2:01 pm | N.C. pecan growers shelled by small crop
The Fayetteville Observer
Pecans might be a little pricier this year. Farmers in the region say not only has it an off year, but it's been an off-off year.
In Sampson County, Carla Peterson decided not to post her bright pink open-for-business sign. Her farm, Twiddle Dee, didn't yield enough pecans this year to make it worth her time. And if the poor harvest wasn't enough, her garden has suffered almost as much.
"Last year, I was open practically every Saturday," Peterson said. "There was too much damage from Ernesto to the garden. Last year was a bumper crop. This year's not bearing any."
She does have a small trailer of last year's pecans still in the shell that she's willing to give away. After a freezer full, she's run out of storage space.
Like Peterson, Laurie Wood's freezer is capped with nuts. Wood is a marketing specialist with the N.C. Department of Agriculture and Consumer Services.
"North Carolina's season starts having pecans from late October, early November," Wood said. "But you can still get fresh ones through December."
Since she works for the state, she's in contact with growers regularly. She says she believes the overall harvest is down but is unsure how it will affect grocery store prices.

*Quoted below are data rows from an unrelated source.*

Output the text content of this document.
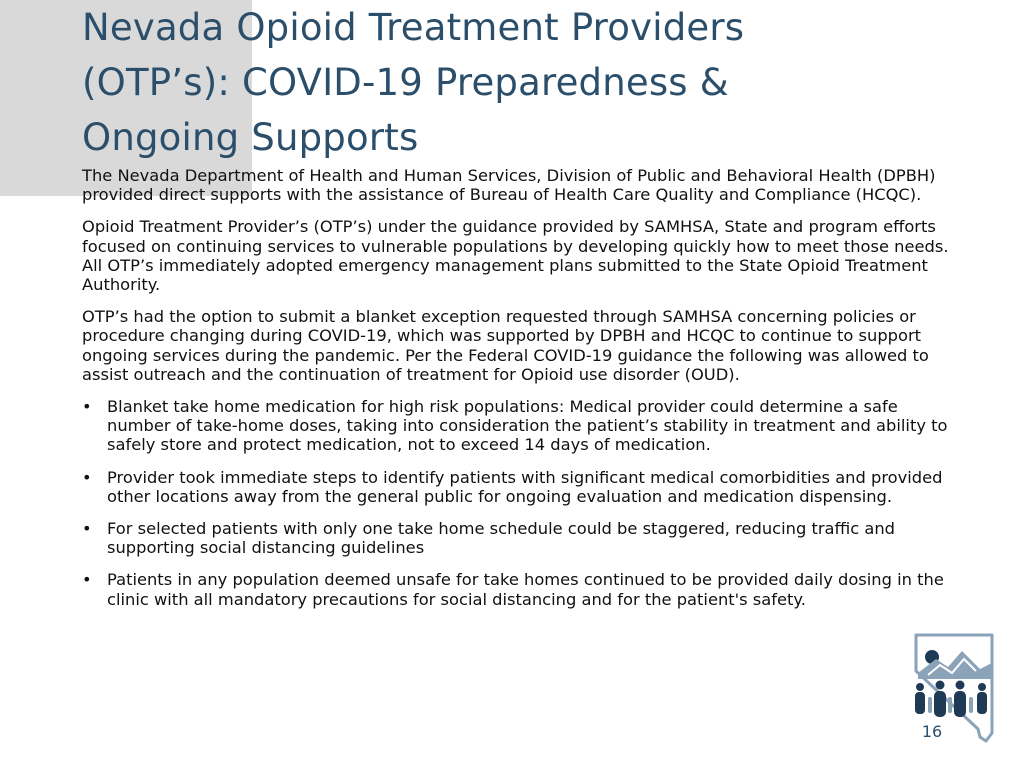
Nevada Opioid Treatment Providers
(OTP’s): COVID-19 Preparedness &
Ongoing Supports

The Nevada Department of Health and Human Services, Division of Public and Behavioral Health (DPBH) provided direct supports with the assistance of Bureau of Health Care Quality and Compliance (HCQC).

Opioid Treatment Provider’s (OTP’s) under the guidance provided by SAMHSA, State and program efforts focused on continuing services to vulnerable populations by developing quickly how to meet those needs. All OTP’s immediately adopted emergency management plans submitted to the State Opioid Treatment Authority.

OTP’s had the option to submit a blanket exception requested through SAMHSA concerning policies or procedure changing during COVID-19, which was supported by DPBH and HCQC to continue to support ongoing services during the pandemic. Per the Federal COVID-19 guidance the following was allowed to assist outreach and the continuation of treatment for Opioid use disorder (OUD).

• Blanket take home medication for high risk populations: Medical provider could determine a safe number of take-home doses, taking into consideration the patient’s stability in treatment and ability to safely store and protect medication, not to exceed 14 days of medication.
• Provider took immediate steps to identify patients with significant medical comorbidities and provided other locations away from the general public for ongoing evaluation and medication dispensing.
• For selected patients with only one take home schedule could be staggered, reducing traffic and supporting social distancing guidelines
• Patients in any population deemed unsafe for take homes continued to be provided daily dosing in the clinic with all mandatory precautions for social distancing and for the patient's safety.
16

"Most of what you buy in the store are from last year," Wood said. "I actually think they'll be up because of storms last year in Georgia, Alabama and Florida causing damage."
North Carolina produces 3 million to 5 million pounds of pecans each year. A well-managed farm should yield between 1,200 and 1,500 pounds per acre when the orchard reaches 20 years old, according to the state agriculture department.